For the second part, we need to use de Morgan’s laws, specifically the second part of Theorem 3.1. We have

P(\cap_{i=1}^n A_i) = 1 - P((\cup_{i=1}^n A_i)^c) \geq 1 - \sum_{i=1}^n P(A_i^c) = 1 - \sum_{i=1}^n (1 - P(A_i)) = \sum_{i=1}^n P(A_i) - n + 1

Exercise 3.10 Let A and B be two sets. Describe the set (A \cap B^c) \cup (A^c \cap B) in words and use a Venn diagram to illustrate it. Use the Venn diagram to explain why the following formula holds:

P((A \cap B^c) \cup (A^c \cap B)) = P(A) + P(B) -2 P(A \cap B),

Solution (click to expand)

To describe the set (A \cap B^c) \cup (A^c \cap B) in words, we can use the customers and products example from Exercise 3.2. Let A be the event that a customer buys product A and B be the event that a customer buys product B.
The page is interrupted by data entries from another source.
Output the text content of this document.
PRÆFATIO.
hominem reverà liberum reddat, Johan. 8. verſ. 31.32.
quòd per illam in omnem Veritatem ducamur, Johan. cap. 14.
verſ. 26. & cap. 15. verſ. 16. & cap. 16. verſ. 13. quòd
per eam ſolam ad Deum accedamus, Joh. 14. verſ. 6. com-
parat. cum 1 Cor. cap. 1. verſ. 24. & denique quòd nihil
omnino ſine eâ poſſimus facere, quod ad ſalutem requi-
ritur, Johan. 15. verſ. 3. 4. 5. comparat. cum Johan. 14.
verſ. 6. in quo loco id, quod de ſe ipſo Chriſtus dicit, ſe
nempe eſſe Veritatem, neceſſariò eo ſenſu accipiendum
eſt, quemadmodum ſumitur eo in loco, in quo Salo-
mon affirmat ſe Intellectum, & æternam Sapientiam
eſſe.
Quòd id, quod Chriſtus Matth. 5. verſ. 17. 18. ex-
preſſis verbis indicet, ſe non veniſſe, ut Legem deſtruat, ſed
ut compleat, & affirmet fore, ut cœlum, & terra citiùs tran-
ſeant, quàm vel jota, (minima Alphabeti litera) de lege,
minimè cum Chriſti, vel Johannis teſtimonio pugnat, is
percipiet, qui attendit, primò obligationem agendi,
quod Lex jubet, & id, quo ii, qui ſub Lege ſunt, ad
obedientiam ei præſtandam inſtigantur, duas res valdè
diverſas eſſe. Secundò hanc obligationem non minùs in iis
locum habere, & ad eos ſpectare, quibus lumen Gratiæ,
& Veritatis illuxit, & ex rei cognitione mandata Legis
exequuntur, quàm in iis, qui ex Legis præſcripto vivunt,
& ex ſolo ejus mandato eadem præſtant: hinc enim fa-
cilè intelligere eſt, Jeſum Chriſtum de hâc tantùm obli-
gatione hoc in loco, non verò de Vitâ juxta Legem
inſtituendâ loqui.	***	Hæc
The event (A \cap B^c) is the event that a customer buys product A but not product B. The event (A^c \cap B) is the event that a customer buys product B but not product A. The union of these two events is the event that a customer buys either product A or product B but not both, or in other words, the event that a customer buys exactly one of the products.